Angela Wand: Wounded Animals
Weak hour of storytelling from self-confessed 'bad clown'
Angela Wand is pretty fabulous as she arrives on stage, decked in sequins and platform shoes, and channelling the wild spirit of Tina Turner. Like that great performer, she's got charisma in spades and plenty of physical presence, but this show doesn't do that talent justice.
Wand, an American living in Sweden, is a trained clown, though we don't get to see much of that side of her here: 'I'm a bad clown,' she admits. Instead, we get a series of vignettes from her life, from early experiences with the Catholic Church in her Californian hometown to the ease of her route in getting a Swedish visa compared to the non-white friends she made in the immigration office.

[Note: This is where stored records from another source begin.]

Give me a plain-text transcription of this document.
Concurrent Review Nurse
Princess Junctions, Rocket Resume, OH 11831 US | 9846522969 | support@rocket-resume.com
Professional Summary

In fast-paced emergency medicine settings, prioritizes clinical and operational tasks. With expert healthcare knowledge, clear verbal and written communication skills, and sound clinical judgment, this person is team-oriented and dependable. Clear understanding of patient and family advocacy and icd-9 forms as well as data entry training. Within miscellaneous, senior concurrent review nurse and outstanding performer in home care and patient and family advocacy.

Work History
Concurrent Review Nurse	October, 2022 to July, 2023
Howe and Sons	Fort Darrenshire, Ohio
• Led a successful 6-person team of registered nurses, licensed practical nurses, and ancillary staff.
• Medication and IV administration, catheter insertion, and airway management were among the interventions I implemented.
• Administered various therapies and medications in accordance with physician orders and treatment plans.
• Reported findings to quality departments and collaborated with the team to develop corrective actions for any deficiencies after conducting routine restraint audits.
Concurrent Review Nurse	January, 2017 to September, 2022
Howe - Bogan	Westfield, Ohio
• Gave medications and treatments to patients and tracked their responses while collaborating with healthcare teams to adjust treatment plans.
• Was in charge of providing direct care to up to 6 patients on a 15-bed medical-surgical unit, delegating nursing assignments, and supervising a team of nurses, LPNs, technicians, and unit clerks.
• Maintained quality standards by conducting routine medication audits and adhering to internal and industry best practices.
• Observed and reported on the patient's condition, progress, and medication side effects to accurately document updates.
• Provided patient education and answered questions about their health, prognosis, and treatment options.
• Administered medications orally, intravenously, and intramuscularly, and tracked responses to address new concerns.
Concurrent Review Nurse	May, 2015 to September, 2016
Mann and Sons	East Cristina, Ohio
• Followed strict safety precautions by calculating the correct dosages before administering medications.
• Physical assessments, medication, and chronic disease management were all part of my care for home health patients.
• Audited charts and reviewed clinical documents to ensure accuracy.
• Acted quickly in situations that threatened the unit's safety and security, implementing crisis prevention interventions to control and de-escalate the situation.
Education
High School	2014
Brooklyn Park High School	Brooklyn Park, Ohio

Wand is certainly not afraid to approach some dark topics: in the highlight of this hour, she makes a powerful, wordless statement with a couple of whips after relating a disturbing conversation she overheard on a train. She's also a whizz on roller-skates: you're unlikely to see someone skate with more skill in such a small space all festival. But there isn't enough of this physical prowess on show, and her spoken material isn't strong enough to maintain a delicate balance between the bleak moments and laugh-out-loud funny.
Most of all, Wounded Animals feels misplaced in its late-night Gilded Balloon slot. Wand is produced by Aurora Nova, the pioneering physical theatre and circus agency that's also presenting Fringe highlights like Familie Flöz's Teatro Delusio (see review, page xx) and awesome circus affair A Simple Space this year, and in 2015 brought us comedy hit Trygve Wakenshaw. Wounded Animals is billed as comedy, but there isn't enough clowning to make it a physical comedy and the storytelling isn't good enough for stand-up. Angela Wand does have a great rapport with the crowd, but her weak material can't sustain this hour.
Gilded Balloon Teviot, until 29 Aug (not 17, 24), 10.45pm, £11–£12.